AKP Sözcüsü Ömer Çelik Genel Merkezde yapacağı basın toplantısına muhalif olduğu bilinen gazeteci, Fox muhabiri Barış Kaya’yı almamış. Konunun gündem olması üzerine de şu açıklamayı yapmış:
“Bazılarının takıntılı şekilde ağır ifadeleri olsa da kişiselleştirmemeye çalışıyoruz. Hepiniz buraya gelip katılıyorsunuz. Söz konusu muhabir, 3-4 ayda buraya gelen bir kişidir. Şimdiye kadar hiçbir şekilde engellenmesi söz konusu olmamıştır. Bunu kendisi de ifade ediyor. Bu arkadaşımız uyarıldığında sürekli olarak burada sıkıntı çıkmıştır. FOX yönetimine de bu iletilmiştir. Diğer muhabirlerle hiçbir problem olmamıştır. Bu şahsî bir problemdir. Bu kurumların kuralları var. Buradaki kurallara uyulmasını da isteriz. Bazı siyasetçilerin dediği gibi basın özgürlüğüne engel bir şey de yok. Bunu getirip daha sonra ana haber bülteninde bir şahıs, kurumsal yapılarına yönelik bir tavır gibi sunuyor. AK Parti’ye karşı yeminli bir muhalefet üretebilirler. Bununla da bir sorunumuz yok. Ama kamuoyuna doğru bilgi vereceksiniz.”

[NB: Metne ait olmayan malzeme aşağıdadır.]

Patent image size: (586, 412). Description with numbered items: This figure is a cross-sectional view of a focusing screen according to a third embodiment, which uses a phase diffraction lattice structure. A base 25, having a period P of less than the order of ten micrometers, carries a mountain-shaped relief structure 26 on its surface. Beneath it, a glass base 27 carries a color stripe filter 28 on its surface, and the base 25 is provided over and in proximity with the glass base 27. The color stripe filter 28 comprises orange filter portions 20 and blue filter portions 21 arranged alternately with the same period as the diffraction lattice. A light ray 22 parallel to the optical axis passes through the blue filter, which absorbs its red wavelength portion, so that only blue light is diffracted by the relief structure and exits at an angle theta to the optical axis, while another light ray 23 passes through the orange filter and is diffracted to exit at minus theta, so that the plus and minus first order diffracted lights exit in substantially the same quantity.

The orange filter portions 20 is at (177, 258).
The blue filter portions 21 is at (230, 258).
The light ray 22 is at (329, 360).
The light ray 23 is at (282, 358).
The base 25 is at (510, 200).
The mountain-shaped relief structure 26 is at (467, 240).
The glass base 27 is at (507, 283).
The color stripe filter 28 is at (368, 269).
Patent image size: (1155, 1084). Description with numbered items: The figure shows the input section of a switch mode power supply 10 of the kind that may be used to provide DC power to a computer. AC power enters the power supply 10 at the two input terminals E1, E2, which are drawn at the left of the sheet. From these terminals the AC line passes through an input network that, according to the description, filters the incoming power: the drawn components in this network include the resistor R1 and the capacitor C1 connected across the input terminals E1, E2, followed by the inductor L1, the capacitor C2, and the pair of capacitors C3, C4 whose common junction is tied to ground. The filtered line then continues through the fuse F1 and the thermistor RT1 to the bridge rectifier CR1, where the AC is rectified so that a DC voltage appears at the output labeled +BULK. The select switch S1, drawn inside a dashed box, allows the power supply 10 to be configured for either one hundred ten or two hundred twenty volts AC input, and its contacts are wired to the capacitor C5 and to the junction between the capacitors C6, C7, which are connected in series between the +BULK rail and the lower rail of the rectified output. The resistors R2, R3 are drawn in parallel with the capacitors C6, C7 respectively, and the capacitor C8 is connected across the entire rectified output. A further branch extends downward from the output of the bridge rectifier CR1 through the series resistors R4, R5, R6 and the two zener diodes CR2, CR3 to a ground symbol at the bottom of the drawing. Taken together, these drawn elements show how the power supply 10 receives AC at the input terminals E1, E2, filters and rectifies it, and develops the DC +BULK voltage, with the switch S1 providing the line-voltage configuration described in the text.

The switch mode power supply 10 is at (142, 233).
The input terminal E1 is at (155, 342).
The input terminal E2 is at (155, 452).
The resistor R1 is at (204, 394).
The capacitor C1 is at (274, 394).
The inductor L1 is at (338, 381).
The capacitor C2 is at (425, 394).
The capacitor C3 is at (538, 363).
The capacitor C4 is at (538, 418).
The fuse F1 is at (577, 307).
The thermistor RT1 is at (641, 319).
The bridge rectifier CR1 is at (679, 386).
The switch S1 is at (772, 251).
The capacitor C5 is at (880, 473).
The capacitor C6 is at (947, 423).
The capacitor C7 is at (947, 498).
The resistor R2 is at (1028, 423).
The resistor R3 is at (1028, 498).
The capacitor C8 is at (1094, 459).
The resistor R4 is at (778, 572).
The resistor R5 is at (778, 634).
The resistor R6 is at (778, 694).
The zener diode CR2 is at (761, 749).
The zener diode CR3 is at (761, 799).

Bu açıklama üzerine muhabir Barış Kaya da dün twitter’dan şu itirazı yapmış:
“Ömer Çelik ‘Fox Muhabirini kişisel davranışları yüzünden salona almadım. Buranın kuralları var’ demiş. Ruhsar Pekcan sorusunu sorma demişti sordum. Erdoğan Bayraktar sorusunu soracağımı da biliyordu. Salona almadı. ‘Kişisel’ değil. Sorma dediği soruları sorduğum için almadı salona.”
Ömer Çelik’in “doğru bilgi vereceksin” dâveti gerçekten önemli. Ve Barış Kaya doğru bilgiyi dosdoğru vermiş. Olayın “kişisel” olmadığı, aksine “meslekî” olduğu aşikâr.
Özetle “ben sizin ‘basın’ toplantınızda size istediğimi sorarım, siz de dilediğiniz cevabı verirsiniz, bundan neden kaçıyorsunuz” demiş.
Bir gazetecinin ve habercinin görevi nedir?
Sadece “sorulması istenenleri” mi sormalı.
“Sorulması beklenen” ama “cevabı memnuniyet verici olmayan” soruları ısrarla soramaz mı? Tek bir defa sormakla yetinmeli mi?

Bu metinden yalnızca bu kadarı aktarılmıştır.